Tuesday, March 23, 2021

Finance Bill gives relief on digital tax, provident fund threshold

 Tax breaks for DFIs; way for LIC listing cleared


Parliament on Tuesday cleared changes to the finance Bill 2021, doubling the minimum limit of employee contribution to the provident fund to over Rs 5 lakh for the purpose of taxation with some riders, paving the way for the listing of Life Insurance Corporation (LIC), exempting Indian-owned assets sold on digital platforms from equalization levy, and giving tax holidays for the proposed development finance institutions (DFIs).

However, the employee provident fund (EPF) relaxation may benefit only government employees who contribute to statutory provident fund and central provident fund, some experts said.

Now, an employee getting interested on his contribution to the EPF or similar funds of over Rs 5 lakh a year will have to pay tax in case there is no contribution from the employer, according to the amendments proposed by Finance Minister Nirmala Sitharaman and passed by the Lok Sabha. The Rajya Sabha does not have the power to make changes to the Bill.
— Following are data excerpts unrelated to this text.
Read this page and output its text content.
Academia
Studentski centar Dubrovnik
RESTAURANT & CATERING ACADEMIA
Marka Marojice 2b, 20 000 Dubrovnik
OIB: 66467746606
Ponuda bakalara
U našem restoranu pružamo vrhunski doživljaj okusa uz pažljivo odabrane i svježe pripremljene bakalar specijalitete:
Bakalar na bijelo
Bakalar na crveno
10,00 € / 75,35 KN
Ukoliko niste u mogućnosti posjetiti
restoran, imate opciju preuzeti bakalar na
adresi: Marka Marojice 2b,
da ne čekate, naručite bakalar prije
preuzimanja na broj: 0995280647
In the Budget presented last month, the finance minister had proposed to tax interest earned on EPF contributions of more than Rs 2.5 lakh annually. However, in the cases where employers contribute, the limit will remain Rs 2.5 lakh only, but the employers' contribution will not be counted.

"While private-sector employees earning interest on provident fund on annual contribution exceeding Rs 2.5 lakh would be required to pay tax on interest accruing on the excess contribution, for government employees, the monetary ceiling will be Rs 5 lakh," said Neha Malhotra, director at Nangia Andersen LLP.